Teacher Resource Book


The MCA Collection Online Teacher Resource Book is designed for teachers to use in their classroom either as pre-visit preparation for a field trip to the Museum of Contemporary Art or as an independent curriculum reference on contemporary art and culture.  

This multi-layered tool will assist teachers in:

  • developing students' appreciation for and understanding of contemporary art

  • increasing students' ability to meet mandated standards for learning

  • enhancing critical thinking skills through a multidisciplinary approach

  • helping students make connections between art, their personal lives and experiences, and contemporary social and political ideas

  • Building skills in articulating and expressing students’ ideas and perspectives verbally, in written form, and in artwork

Features of this resource

Each of the twenty–three entries includes the following sections:

About the artist
A short biographical section providing the artist's background and artistic context.

About the artwork
In-depth information about the artwork, its creation, and the artist's reasons for creating it.

Questions for looking and discussion
Questions meant to prompt discussion and debate about possible meanings of the artwork and the ideas that inspired the artist.

Ideas for activities
Arranged by discipline in order to emphasize the multifaceted nature of the MCA Collection, these are quick, fairly simple ideas for expanding upon concepts addressed in the entry.

Related sources
Further references in print, video, and film.

Lesson plans
Though each lesson plan is designed with a specific age range in mind, plans are adaptable for all grades. Goals and standards are identified for all levels.
Possible thematic links among entries are listed at the end of each lesson.

Artwork currently on view
The following artworks featured in the Resource Book are part of our current exhibition, Strange Days, on view until July 2004:

Truisms, 1983 by Jenny Holzer
Les Merveilles de la Nature, 1953 by René Magritte
Mad House, 1958 by H.C. Westermann

Artist currently on view
There are artworks by these artists in the current exhibition, Strange Days, though they are not the primary pieces featured in the Resource Book*:

Loco, 1988 by Tony Cragg
Untitled, 1987 by Richard Long
Jacqueline Kennedy, 1964 by Andy Warhol

* see additional works section of the Artist's page

The artworks included in the Resource Book were selected for diversity in subject matter, media, and their relevance to classroom curriculum. Please call the MCA at 312.280.2660 to inquire about specific works.
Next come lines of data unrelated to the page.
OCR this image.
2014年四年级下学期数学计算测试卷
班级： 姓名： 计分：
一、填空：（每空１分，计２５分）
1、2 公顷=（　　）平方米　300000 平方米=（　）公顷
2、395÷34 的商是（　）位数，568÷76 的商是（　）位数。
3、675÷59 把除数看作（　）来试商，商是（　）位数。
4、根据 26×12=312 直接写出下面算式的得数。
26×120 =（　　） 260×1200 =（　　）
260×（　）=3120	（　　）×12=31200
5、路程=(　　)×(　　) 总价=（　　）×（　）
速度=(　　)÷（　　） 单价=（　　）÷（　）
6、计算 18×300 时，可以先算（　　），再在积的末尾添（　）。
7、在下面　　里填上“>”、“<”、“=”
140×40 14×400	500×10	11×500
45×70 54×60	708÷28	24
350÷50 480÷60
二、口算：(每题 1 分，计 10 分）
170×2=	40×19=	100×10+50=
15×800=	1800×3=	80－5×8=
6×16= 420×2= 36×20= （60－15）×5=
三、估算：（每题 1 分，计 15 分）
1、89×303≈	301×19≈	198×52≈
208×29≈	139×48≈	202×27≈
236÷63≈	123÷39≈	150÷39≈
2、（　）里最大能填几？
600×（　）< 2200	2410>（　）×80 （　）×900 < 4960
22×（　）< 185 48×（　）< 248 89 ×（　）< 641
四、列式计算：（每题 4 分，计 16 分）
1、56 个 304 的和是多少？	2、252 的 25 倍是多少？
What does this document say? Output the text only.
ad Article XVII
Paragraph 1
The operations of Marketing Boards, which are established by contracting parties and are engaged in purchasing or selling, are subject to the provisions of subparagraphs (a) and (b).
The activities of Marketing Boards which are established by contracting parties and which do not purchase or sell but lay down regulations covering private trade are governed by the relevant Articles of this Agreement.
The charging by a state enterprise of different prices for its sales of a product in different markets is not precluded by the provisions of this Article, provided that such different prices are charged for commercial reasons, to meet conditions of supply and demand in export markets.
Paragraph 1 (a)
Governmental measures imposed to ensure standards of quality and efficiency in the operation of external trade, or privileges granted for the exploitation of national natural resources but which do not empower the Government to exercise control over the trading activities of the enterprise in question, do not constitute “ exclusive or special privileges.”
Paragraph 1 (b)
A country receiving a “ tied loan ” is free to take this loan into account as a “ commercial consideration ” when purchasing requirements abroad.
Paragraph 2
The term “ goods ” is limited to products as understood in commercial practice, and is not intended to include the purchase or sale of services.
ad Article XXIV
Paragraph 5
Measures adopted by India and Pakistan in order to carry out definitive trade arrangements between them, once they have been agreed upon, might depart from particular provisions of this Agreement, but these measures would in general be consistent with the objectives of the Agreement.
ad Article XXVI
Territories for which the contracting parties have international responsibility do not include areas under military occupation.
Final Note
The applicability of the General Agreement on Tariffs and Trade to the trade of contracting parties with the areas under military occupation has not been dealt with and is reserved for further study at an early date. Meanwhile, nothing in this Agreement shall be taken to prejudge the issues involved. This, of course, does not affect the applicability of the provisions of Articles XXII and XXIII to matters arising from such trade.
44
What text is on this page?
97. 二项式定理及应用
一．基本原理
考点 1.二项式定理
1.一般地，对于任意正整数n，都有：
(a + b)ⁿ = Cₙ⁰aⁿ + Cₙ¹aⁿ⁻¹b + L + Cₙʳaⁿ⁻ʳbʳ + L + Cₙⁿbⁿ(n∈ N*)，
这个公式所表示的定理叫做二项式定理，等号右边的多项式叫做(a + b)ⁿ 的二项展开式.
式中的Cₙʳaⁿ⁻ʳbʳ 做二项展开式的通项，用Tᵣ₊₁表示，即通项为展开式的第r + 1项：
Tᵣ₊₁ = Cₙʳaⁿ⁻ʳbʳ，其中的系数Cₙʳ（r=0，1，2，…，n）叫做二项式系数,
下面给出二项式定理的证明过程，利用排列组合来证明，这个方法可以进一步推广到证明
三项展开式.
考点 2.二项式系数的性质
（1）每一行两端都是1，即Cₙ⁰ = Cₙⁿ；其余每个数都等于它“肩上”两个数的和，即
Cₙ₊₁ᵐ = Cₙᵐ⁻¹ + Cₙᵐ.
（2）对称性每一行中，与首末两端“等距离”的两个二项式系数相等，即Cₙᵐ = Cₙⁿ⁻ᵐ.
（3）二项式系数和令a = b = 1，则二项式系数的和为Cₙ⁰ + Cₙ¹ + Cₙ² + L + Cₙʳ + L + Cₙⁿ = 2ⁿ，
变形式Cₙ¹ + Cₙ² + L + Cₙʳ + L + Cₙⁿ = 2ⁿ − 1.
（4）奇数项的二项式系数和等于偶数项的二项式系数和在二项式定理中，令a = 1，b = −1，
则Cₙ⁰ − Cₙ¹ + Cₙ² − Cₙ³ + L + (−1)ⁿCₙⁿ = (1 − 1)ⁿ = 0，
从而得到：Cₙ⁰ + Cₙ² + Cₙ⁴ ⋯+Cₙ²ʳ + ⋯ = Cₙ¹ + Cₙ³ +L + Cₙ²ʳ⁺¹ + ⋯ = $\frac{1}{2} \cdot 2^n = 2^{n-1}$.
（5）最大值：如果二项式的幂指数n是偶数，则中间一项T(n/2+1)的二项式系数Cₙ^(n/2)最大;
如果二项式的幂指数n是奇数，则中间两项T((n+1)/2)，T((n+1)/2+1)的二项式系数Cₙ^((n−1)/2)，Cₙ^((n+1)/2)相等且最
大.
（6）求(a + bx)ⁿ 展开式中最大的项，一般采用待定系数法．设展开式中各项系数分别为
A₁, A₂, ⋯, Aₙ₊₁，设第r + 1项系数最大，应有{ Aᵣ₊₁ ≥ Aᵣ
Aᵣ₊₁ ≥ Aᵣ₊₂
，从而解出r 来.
The following themes may be used to link together two or more entries into a larger unit. Applicable themes are noted at the end of each entry.

Exploring identity
How do you describe yourself to another person? Our individual identity is based on many components: nationality, gender, interests, culture, race, values, and specific experiences. We also have an identity based on the variety of groups to which we belong. Explore how artists express these ideas about themselves, others, and the world around them. The artist’s choice of subject matter, the way in which it is represented, and the manner and materials he or she uses can often be revealing.

Representing our world
Many artists create work in response to current events and the world around them, choosing a variety of methods and materials to convey a message or to document people and places that have significant meaning. We can learn about ourselves and others, history and society, from contemporary artworks.

Art for art’s sake
Entries exploring this theme will help your students analyze artworks in terms of their formal properties, such as line, shape, color, and form. Students may explore ways of expressing themselves creatively through materials and various methods of art making.

Parts representing the whole
Lessons related to this theme will engage students in an exploration of the use of multiples in artwork. Students will explore how art making is often a process of combining different, or similar, smaller elements to create a larger artwork, just as in life smaller issues or events often create larger ones. These lessons encourage students to identify the processes of construction and deconstruction that often take place when understanding an artwork, written work, or societal issues.

Power of words
Artists incorporate words in a variety of ways in their work. Often artists juxtapose words with images to evoke a reaction or question a viewer’s notion of language. Other times artists use words alone as the subject of their artwork. The entries addressing this theme will engage students in actively looking at the relationship words have to one another and to images and how we construct meaning from language.

Advertising and media
Entries related to this theme will encourage students to explore how we receive information about the world around us through advertising and mass media. Some artists use these same techniques in their artwork provoking the viewer to question our media-saturated culture. How do television, movies, advertisements, magazines, and other forms of media (both images and words) influence our notions of reality, self or gender identity, and global awareness?